The Asylum Lab was conceived in 2019 as an intervention in the increasingly anomic and confusing landscape surrounding im/migration and asylum in the U.S. Extensive reporting by some U.S. media, human rights advocacy groups, and activist groups had revealed a humanitarian disaster of extraordinary proportions, much of it hidden from the public eye behind the walls of detention centers across the U.S., in encampments on the southern side of the U.S.-Mexico border, and increasingly, in towns across Central America. But while journalists and advocates did an admirable job reporting on the facts on the ground, very little (if any) work was done regarding how records are being kept of the crisis that is unfolding before our eyes. An additional blind spot in public awareness concerns the issue of scale. Journalists tend to work with narratives and focus on individual stories. Of course, they report on numbers, but conventional statistics tend to work with column graphs and dots. Making the connection between a column or a dot, and the story of a human being stuck on the migration routes or caught in the asylum system, remains extremely difficult. Public history and digital humanities have an important role to play in producing ways of representing the anomic landscape of U.S. immigration and asylum in ways that are emotionally and aesthetically responsive to the nature and severity of the crisis.

Lab Team

  • Jason Ahlenius
    Doctoral Candidate, Department of Spanish and Portuguese, Arts and Science
  • Benjamin Berman-Gladstone
    Doctoral Candidate, Departments of Hebrew and Judaic Studies, and History, Arts and Science
  • Bárbara Pérez Curiel
    Doctoral Candidate, Department of Spanish and Portuguese, Arts and Science
  • Sibylle Fischer
    Associate Professor, Department of Spanish and History, CLACS, Arts and Science
  • Bita Mousavi
    Doctoral Candidate, Departments of Middle Eastern and Islamic Studies, and History, Arts and Science
  • Ellen Noonan
    Clinical Associate Professor, Department of History; Director, Archives and Public History Program, Arts and Science
  • Alexia Orengo-Green
    Masters Student, Department of History, Arts and Science
  • Laura Rojas
    Doctoral Candidate, Department of Spanish and Portuguese, Arts and Science
  • Benjamin Schmidt
    Clinical Associate Professor, Department of History, Arts and Science; Director of Digital Humanities
  • Sarah Sklaw
    Doctoral Candidate, Department of History, Arts and Science
  • Bryan Zehngut-Willits
    Doctoral Candidate, Department of History, Arts and Science


The Migrant Records Lab is an interdisciplinary digital public humanities project at NYU devoted to finding ways to give migrants, their transnational families, immigrants and their advocates, and scholars across the humanities more power over information exclusively under the control of the state. Migrant records are, like all government files, highly formulaic. They reproduce government criteria of admission and exclusion as well as questionable categories of (racial, ethnic, sexual, gender) identification. Yet, they are also exceptionally valuable. Immigration records are essential for any claims of relief. They contain—however much abbreviated—life stories, narratives of migration, and other materials that may be invaluable to families trying to piece together their transnational histories. They also open a rare window onto the operations of the administrative state. In fact, migrant records are the most detailed ground-level record of the story of migration in the US. Yet, to this date, immigration history is largely written without them.

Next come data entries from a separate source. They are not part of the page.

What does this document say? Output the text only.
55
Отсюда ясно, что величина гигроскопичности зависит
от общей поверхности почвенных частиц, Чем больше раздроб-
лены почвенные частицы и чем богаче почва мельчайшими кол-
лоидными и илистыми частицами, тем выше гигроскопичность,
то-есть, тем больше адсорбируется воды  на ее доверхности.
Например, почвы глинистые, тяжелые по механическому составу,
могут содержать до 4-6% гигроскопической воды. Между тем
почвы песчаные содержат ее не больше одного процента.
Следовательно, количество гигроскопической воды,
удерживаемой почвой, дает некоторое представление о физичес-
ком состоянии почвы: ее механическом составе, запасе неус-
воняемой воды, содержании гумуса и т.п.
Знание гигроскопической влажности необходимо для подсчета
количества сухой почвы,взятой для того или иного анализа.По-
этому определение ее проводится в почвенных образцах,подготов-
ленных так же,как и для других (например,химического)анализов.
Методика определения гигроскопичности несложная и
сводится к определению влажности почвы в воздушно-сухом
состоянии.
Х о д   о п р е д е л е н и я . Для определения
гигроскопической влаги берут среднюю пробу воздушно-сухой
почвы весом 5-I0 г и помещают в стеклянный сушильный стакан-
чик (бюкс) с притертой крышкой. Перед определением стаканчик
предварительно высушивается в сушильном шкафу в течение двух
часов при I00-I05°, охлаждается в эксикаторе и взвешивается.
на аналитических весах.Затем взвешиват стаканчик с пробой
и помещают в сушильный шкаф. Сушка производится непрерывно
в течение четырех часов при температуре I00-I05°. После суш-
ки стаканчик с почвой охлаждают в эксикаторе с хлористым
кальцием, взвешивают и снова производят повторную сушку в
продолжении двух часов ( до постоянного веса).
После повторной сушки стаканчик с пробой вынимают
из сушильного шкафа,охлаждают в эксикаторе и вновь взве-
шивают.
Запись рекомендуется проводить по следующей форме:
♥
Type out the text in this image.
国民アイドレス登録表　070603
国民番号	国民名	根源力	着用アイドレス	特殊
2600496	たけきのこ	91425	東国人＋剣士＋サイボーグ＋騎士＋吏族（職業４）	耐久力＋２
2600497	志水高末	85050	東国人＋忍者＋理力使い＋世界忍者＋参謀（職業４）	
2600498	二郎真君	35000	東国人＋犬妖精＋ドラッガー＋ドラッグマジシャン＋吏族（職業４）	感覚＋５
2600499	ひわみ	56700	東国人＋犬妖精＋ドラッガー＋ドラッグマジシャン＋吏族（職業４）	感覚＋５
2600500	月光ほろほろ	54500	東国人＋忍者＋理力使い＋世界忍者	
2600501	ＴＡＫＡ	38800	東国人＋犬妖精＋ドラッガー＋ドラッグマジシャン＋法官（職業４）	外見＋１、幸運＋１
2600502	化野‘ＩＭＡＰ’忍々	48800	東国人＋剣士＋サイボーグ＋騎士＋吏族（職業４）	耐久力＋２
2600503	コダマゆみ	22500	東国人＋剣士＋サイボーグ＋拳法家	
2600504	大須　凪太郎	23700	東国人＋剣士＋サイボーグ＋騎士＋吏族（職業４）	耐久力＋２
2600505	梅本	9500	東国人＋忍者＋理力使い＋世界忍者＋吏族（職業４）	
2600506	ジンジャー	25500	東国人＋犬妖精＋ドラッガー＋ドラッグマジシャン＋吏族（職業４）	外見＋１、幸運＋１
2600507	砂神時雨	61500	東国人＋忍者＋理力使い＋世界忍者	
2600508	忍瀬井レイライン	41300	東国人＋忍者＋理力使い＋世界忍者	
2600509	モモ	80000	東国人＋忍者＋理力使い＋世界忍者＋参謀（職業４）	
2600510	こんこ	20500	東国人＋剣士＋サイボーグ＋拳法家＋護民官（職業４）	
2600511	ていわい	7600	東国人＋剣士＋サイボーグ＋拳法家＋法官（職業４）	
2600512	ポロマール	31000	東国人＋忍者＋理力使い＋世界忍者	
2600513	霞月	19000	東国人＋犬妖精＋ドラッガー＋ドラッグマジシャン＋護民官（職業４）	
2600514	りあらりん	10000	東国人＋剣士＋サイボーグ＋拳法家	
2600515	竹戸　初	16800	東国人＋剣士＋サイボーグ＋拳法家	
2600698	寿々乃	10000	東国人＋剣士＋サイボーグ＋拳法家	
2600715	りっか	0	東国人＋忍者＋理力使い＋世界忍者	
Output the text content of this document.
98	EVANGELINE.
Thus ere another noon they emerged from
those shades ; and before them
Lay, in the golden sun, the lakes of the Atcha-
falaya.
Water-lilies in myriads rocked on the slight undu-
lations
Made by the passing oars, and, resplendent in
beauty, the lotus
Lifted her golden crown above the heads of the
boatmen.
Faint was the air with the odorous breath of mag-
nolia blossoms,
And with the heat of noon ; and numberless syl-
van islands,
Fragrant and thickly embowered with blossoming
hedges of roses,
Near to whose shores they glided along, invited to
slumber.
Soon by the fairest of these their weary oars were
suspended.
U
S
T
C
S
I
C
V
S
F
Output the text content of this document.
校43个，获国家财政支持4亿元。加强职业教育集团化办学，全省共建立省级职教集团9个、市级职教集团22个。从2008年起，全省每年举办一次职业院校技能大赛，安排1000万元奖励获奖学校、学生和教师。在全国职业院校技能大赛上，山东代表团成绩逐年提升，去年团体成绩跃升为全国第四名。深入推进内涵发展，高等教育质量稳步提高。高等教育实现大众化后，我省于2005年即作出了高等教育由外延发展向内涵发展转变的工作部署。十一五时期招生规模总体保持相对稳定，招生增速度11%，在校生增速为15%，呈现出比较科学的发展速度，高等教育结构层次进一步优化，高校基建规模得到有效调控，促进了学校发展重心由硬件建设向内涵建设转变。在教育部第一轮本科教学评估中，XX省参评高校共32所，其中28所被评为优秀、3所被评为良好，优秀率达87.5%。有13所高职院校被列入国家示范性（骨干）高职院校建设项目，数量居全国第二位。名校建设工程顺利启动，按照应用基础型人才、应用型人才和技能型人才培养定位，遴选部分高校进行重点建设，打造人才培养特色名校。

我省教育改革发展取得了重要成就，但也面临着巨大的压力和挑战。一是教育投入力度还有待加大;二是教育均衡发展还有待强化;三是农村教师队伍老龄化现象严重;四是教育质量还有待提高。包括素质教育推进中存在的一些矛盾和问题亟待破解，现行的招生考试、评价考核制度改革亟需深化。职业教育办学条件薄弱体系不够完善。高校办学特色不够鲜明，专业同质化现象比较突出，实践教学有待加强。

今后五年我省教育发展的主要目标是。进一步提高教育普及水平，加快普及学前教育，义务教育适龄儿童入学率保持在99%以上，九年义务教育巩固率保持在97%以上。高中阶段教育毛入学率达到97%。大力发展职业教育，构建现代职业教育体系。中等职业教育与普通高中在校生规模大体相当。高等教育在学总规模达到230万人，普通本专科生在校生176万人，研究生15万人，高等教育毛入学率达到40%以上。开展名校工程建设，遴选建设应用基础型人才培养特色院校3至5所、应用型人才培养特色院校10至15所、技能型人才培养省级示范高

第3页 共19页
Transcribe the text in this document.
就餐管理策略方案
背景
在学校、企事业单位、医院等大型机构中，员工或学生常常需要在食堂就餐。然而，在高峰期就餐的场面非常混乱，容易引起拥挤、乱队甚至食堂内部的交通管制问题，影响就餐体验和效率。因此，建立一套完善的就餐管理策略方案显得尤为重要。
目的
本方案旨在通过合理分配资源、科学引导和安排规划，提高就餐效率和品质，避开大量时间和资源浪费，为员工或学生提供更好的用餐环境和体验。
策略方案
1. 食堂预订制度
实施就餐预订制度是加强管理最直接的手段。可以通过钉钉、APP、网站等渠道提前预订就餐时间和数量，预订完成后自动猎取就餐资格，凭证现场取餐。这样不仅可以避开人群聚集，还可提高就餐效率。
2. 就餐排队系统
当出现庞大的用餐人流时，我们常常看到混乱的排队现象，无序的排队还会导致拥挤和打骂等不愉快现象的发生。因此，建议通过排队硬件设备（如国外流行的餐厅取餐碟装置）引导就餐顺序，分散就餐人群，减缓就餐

Over ninety million migrant records, known as A-files, are in the hands of the US immigration bureaucracy. A-files are in essence portfolios that are generated by the state for migrants, immigrants, or refugees who enter the U.S. and, in the process, come into contact with border control agencies. Searchable by only a few criteria, migrants, their families, and their advocates must undertake cumbersome individual requests in order to retrieve the records. The A-files of any individual born more than a 100 years ago are known as historical A-files; they are deposited at the National Archives and are in the public domain and have similarly minimal catalog information. Because of this, the use of A-files has essentially been limited to documenting the immigration history of specific individuals.

In the long term, we envision creating a crowdsourced digital community archive of A-files that comprises historical as well as recent files (with appropriate privacy protections for the latter), developed to serve the needs of both scholars and members of migrant communities outside of academia. We will begin by creating and testing a prototype digital archive of historical A-files, using machine learning techniques to identify and index the many document types contained within A-files. This level of indexing will make the diverse contents of the files discoverable by social, political, and geographical criteria. It will enable researchers to locate specific topics such as policing and detention, medical care, employment, or types and outcomes of legal proceedings. As transnational records, A-files will shed new light on immigration history in the U.S., the history of migrants’ home countries, and the often understudied ways in which the two interconnect.